A lot of research into organisations looks at companies which are financially successful and asks the question – how did they do it? Three American academics Raj Sisodia, Jag Sheth and David Wolfe recently took a different approach. They began by identifying companies which people just loved, whether as employees, customers, or partners. Then they asked the question, can such endearing companies also be profitable? The companies they considered, including retailers Costco and Whole Foods, airlines Southwest and JetBlue and outdoor gear suppliers Patagonia and New Balance, were all operating in very tough and competitive industries. Somewhat to their surprise, the researchers found that these companies not only survived, but did extremely well financially. They decided to call them Firms of Endearment.

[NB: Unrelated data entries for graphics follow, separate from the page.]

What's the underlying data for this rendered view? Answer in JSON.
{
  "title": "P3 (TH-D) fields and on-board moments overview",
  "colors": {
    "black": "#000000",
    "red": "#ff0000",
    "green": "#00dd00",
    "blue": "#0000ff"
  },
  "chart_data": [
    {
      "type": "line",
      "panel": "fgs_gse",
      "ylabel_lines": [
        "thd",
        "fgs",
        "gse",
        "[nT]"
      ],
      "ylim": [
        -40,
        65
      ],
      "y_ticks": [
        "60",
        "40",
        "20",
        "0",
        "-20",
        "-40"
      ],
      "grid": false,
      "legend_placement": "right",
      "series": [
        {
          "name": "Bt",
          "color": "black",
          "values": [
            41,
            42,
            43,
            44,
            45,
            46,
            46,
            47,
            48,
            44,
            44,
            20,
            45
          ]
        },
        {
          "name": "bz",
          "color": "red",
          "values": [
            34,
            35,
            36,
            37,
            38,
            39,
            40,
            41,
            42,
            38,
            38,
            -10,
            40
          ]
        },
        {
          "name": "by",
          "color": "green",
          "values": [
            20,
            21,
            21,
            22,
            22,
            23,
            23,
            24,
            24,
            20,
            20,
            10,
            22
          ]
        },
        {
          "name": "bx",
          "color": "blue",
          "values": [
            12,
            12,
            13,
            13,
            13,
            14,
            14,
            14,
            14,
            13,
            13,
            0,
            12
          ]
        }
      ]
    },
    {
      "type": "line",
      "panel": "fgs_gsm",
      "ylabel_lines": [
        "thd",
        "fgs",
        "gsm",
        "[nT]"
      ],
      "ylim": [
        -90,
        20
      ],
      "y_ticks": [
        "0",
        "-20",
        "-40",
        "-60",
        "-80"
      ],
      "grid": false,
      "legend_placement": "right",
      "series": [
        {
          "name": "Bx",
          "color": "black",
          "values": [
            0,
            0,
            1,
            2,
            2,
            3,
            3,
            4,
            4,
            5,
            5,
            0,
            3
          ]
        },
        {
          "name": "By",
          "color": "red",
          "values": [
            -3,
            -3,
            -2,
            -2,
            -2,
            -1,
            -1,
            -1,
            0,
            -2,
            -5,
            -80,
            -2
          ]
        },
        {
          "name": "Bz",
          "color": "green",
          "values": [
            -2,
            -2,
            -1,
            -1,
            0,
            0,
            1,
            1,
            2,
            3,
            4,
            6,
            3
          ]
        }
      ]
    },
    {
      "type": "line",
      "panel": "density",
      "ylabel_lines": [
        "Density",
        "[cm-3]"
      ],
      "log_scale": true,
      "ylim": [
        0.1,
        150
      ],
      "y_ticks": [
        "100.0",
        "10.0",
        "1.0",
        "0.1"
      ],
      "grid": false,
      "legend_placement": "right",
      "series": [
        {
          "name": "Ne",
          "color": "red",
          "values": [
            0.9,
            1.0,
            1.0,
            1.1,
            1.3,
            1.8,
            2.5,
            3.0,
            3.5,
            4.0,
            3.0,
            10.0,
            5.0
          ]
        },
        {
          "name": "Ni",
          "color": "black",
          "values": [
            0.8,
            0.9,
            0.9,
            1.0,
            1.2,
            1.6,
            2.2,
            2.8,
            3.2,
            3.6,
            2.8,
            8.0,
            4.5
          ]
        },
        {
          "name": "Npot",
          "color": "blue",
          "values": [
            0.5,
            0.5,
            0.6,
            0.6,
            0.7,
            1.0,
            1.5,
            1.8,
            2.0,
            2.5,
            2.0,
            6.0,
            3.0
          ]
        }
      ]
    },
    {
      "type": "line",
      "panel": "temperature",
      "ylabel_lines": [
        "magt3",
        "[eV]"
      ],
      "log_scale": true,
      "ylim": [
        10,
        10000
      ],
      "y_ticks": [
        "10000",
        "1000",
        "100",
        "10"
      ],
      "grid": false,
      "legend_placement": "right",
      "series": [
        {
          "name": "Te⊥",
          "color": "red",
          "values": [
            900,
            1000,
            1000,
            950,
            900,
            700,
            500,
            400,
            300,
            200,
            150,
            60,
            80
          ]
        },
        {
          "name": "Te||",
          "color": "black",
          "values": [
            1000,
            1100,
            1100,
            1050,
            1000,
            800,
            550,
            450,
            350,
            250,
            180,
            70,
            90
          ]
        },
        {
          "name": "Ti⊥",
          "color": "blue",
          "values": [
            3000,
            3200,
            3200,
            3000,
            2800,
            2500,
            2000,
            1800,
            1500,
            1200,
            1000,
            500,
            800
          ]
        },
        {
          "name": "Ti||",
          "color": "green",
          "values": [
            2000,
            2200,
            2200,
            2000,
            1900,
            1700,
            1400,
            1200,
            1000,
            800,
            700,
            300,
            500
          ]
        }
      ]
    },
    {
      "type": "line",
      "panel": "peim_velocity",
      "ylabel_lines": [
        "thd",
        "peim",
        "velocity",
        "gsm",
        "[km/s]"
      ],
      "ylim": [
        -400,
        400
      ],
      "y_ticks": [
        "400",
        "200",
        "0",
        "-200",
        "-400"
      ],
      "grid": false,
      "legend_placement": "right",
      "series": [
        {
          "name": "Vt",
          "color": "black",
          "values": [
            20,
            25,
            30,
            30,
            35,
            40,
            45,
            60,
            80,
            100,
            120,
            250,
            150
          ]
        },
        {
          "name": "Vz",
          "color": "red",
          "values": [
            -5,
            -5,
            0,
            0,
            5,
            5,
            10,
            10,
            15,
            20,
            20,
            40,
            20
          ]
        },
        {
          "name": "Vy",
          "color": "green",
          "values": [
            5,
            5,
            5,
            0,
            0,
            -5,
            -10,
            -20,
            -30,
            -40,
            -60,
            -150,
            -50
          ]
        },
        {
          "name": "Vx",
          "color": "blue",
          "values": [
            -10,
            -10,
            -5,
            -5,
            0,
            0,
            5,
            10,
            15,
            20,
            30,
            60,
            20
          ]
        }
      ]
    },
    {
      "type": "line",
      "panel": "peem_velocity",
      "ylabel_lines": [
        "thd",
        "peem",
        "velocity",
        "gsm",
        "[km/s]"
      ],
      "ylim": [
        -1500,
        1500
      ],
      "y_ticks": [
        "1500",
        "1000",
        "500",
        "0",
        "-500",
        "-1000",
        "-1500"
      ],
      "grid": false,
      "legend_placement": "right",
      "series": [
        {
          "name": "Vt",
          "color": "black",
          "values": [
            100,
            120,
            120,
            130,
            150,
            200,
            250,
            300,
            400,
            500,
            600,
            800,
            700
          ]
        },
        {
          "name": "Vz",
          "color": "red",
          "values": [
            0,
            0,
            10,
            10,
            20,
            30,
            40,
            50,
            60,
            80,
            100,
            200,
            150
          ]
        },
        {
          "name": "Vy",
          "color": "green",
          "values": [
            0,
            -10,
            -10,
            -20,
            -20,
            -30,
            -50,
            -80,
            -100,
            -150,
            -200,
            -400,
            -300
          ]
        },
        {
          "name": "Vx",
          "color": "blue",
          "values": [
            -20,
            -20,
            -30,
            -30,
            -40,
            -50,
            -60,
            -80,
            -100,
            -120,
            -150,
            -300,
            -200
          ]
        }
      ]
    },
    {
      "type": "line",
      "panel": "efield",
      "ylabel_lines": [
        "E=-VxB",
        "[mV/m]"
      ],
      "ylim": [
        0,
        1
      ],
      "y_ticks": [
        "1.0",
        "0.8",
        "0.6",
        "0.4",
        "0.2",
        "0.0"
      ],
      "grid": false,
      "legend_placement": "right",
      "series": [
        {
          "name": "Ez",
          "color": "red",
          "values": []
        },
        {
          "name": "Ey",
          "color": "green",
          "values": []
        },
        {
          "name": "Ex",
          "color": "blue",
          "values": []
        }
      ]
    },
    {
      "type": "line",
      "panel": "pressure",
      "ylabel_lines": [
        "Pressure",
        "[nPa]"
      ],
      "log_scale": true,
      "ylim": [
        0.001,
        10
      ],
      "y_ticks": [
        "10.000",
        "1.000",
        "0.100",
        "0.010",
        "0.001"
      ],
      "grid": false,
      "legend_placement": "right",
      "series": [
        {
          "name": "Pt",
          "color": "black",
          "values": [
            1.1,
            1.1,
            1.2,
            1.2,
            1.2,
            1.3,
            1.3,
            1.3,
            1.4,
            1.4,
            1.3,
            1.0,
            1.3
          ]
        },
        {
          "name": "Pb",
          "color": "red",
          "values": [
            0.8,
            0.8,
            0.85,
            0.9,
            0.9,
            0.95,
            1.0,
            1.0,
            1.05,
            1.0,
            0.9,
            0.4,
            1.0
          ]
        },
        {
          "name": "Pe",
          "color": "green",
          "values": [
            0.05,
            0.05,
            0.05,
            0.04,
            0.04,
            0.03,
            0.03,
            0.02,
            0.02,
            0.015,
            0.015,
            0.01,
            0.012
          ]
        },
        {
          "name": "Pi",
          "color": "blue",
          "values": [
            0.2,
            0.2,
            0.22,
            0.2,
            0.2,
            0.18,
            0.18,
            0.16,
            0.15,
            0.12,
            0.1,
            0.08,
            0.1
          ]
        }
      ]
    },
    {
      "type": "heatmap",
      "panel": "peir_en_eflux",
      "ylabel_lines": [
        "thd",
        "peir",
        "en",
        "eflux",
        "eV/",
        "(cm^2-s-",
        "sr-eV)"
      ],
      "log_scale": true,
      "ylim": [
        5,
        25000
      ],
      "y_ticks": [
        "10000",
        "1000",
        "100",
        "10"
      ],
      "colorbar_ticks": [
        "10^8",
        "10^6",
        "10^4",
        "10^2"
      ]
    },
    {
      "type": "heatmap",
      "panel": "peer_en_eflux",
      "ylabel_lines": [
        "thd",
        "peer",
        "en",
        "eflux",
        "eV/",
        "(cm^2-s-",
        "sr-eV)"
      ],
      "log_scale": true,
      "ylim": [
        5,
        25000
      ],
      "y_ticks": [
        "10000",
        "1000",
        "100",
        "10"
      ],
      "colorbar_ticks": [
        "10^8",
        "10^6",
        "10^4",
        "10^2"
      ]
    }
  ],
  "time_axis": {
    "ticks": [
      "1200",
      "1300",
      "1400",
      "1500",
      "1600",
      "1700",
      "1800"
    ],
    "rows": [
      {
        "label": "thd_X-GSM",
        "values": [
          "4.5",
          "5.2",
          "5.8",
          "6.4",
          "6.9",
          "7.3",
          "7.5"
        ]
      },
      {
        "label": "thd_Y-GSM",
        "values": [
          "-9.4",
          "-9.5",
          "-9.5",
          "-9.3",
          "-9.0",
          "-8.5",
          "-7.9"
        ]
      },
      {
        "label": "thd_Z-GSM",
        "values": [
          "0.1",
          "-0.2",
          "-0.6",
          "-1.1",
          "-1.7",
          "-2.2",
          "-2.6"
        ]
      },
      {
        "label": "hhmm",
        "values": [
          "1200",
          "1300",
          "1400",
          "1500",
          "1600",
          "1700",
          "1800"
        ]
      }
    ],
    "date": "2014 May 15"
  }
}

How on earth could this be? How could paying attention to the needs of all stakeholders possibly result in better, not worse returns for investors?  Here's why.

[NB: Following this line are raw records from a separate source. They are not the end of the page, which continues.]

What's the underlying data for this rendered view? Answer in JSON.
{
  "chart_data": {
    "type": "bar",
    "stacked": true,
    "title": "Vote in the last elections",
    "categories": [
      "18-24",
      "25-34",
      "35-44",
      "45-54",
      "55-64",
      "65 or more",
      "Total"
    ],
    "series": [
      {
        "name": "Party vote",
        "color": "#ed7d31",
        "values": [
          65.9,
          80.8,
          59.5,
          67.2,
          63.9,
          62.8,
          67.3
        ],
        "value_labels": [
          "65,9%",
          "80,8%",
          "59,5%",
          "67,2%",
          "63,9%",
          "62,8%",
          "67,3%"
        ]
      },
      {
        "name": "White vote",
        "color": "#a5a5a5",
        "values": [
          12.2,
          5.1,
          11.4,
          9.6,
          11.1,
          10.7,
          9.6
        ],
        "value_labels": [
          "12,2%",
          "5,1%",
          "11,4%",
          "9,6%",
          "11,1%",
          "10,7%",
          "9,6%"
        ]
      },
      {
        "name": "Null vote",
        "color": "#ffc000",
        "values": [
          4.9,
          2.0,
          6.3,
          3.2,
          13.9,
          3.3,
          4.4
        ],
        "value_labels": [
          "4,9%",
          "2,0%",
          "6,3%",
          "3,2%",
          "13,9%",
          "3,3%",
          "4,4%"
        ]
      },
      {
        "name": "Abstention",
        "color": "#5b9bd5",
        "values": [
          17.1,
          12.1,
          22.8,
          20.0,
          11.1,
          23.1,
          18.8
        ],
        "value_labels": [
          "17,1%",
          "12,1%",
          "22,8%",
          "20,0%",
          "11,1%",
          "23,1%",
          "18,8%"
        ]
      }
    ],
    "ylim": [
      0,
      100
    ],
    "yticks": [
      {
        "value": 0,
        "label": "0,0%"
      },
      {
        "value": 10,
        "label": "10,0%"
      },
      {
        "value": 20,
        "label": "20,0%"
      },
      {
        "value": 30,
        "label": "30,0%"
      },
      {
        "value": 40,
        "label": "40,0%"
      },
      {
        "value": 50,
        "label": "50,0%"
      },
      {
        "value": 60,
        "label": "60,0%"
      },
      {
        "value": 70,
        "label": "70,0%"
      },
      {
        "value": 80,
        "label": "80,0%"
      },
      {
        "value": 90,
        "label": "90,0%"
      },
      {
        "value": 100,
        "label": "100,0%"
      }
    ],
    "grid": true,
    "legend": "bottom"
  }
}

Firms of endearment spend relatively little on recruiting staff because staff turnover is so low. Wegman's Food Markets, regularly listed in the top three companies to work for in America, has a staff turnover of 6%, in an industry where 20% is the norm. This saves a lot of money in recruitment and induction costs. Well remunerated, happy staff really give of their best because they enjoy working for the company so much. By contrast, senior managers generally earn less than their peers in similar industries. But they don't mind, because they enjoy working for the company too.

Firms of endearment spend relatively little on advertising and promotion because they don't need to. Google, Starbucks and Harley Davidson are some of the most well known brands in the world, with little or no advertising. Customers – and employees – love them so much they do all the word of mouth promotion the company needs. This is not only cheap, but it's devastatingly effective. What's more likely to influence you – an expensive TV advertisement or a friend's recommendation?

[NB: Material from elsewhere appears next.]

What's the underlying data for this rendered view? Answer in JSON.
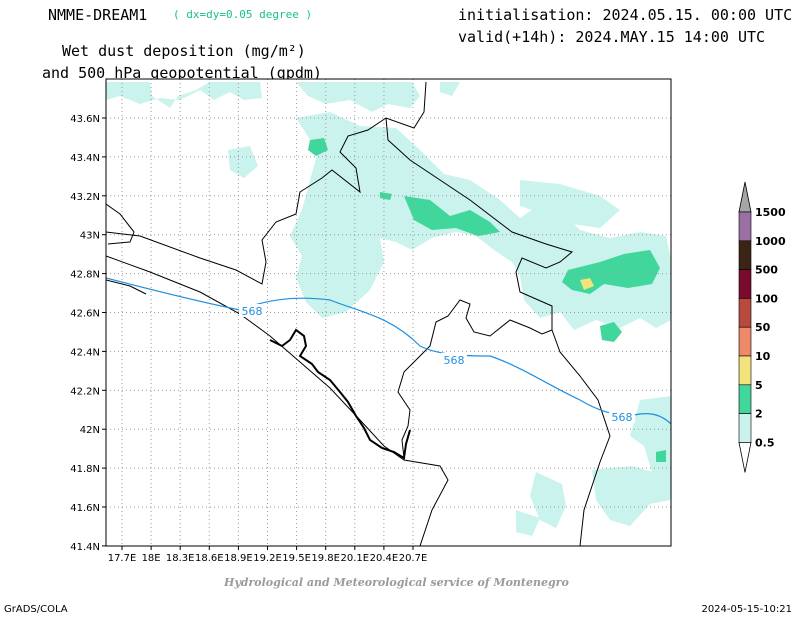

Relationships based on liking, trust and respect tend to be less costly to maintain than relationships based on dislike and mistrust. If you want to open a store in a new community, it's a lot cheaper to do it if the community wants you there than if you have to fight the local campaigns that are trying to keep you away. When Wal-Mart tries to open a new store, it often finds a vigorous local campaign to keep it away. Wegman's Food Markets, by contrast, has a long list of local communities actively requesting it to open a store in their town.

These competitive advantages can be summed up in a single word – culture.

There is of course nothing new about companies placing the needs of stakeholders – especially employees – above the need for profit. The Co-operative Group and The John Lewis Partnership in the UK are two obvious examples. What is new is the current business environment. Organisations and individuals which are purely profit driven haven't had such a good press recently. Is the time now ripe for a new philosophy of business, where employees, customers, partners and community matter just as much as shareholders?